Seventy-five percent of Associated Students Legislative Council members may have agreed in principle to the removal of their honoraria, but in practice they voted the bill down.

Legislative Council members used the majority of Wednesday’s meeting to discuss a bill that would permanently remove all honoraria for elected officers. Legislative Council members are supposed to get $350 a quarter, and executive officers $400 a quarter in addition to paid tuition; however, they have voted two years in a row to voluntarily go without honoraria due to A.S. budgetary woes. The executive officers will continue to have their tuition and parking paid by A.S.

University-owned housing Representative Alex Gossage, who authored the bill, said it was written with the intention of removing an ineffective system while leaving room for other ways to compensate elected officials for their service.

Honoraria are provided to A.S. executive officers and council members so those with limited financial resources will not have to balance part-time jobs with Leg Council duties. According to the A.S. by-laws, members without sufficient attendance at council meetings, office hours and other activities will have their honoraria decreased. Because council members have not received honoraria this year, there are few penalties for those who do not attend meetings.

Council members with two unexcused absences can be presented for removal from Leg Council and eight council members were up for removal last quarter due to insufficient attendance at meetings. None of the council members were removed, but attendance remains a problem. So few members attended last week’s meeting that it failed to meet quorum.

With 25 Leg Council members and four executive officers, Gossage’s bill would permanently free the $10,350 that is earmarked for honoraria each quarter to be used for other programs.

Representative-at-large Corina Garcia spoke against the bill.

“I don’t think there’s any point to removing honoraria. The money’s going to chill there until the budget can handle it,” she said.

Off-campus Representative Sarah Hooper also opposed the bill, not because of the removal of honoraria, but because of the scope of the bill.

“I feel that it is equitable to remove executive officers’ tuition,” she said. “If our budget is in this condition, then we should get rid of the $25,000 [in tuition], plus the parking privileges that they get.”

Hooper proposed an amendment to remove the payment of executive officers’ tuition, but an overwhelming majority voted it down.

“I don’t understand the desire to cut [executive officers’] tuition,” Gossage said. “They put in countless more hours than Leg Council members.”

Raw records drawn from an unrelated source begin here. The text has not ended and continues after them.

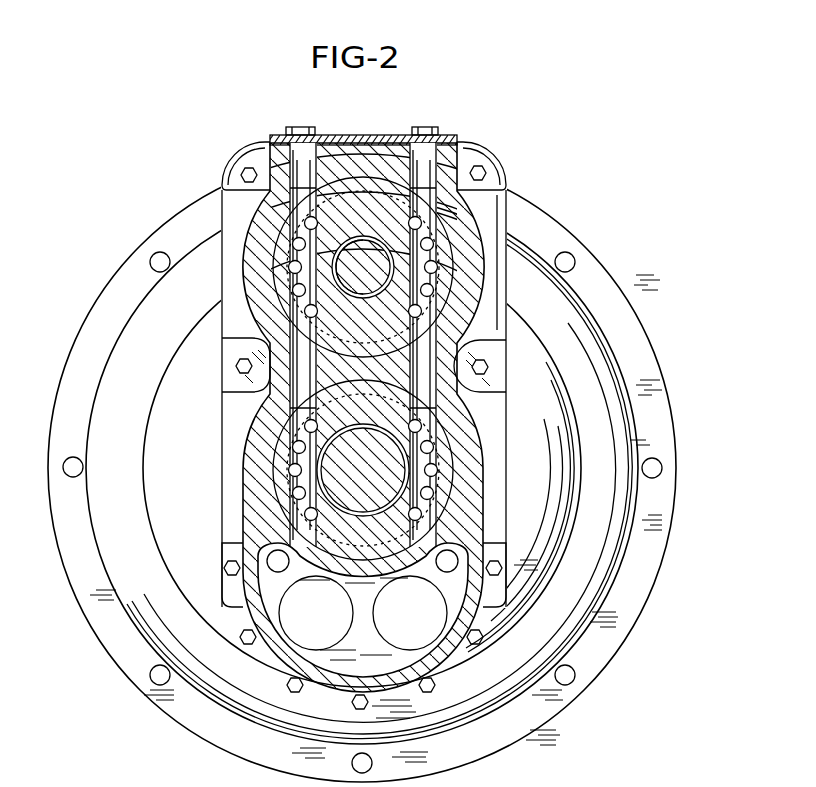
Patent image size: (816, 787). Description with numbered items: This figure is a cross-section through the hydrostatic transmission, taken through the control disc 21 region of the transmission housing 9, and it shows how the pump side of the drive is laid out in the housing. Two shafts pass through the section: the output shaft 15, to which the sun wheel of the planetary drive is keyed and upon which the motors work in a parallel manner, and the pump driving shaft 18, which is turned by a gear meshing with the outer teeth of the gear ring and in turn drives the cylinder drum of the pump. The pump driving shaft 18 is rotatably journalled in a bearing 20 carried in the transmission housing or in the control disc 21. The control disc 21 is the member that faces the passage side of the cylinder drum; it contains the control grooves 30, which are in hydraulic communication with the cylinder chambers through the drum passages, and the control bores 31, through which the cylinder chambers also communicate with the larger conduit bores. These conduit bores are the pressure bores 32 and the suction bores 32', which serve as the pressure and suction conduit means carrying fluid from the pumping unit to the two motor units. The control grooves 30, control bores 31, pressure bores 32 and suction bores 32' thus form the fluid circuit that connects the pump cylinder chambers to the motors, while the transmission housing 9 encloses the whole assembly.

The transmission housing 9 is at (590, 257).
The output shaft 15 is at (359, 440).
The pump driving shaft 18 is at (369, 287).
The bearing 20 is at (370, 238).
The control disc 21 is at (357, 183).
The control grooves 30 is at (447, 290).
The control bores 31 is at (430, 244).
The pressure bores 32 is at (484, 374).
The suction bores 32' is at (238, 374).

The majority of Leg Council agreed with Gossage’s sentiment, but not his bill. Of the 20 who voted on it, only five members voted in favor of the bill.

In other news, the Daily Nexus became the subject of discussion at the end of the meeting. The Daily Nexus’ April 17 editorial targeting A.S. Director Don Daves-Rougeaux for his involvement with the Sliding Scale Fee initiative, which failed on the spring ballot, was criticized, with one leggie calling for A.S. to blacklist the Nexus.

“I call upon Leg Council members to refuse to give interviews to Nexus reporters,” Representative-at-large Fernando Ramirez said.

Daves-Rougeaux did not comment, but did point out that he was wearing a silk shirt.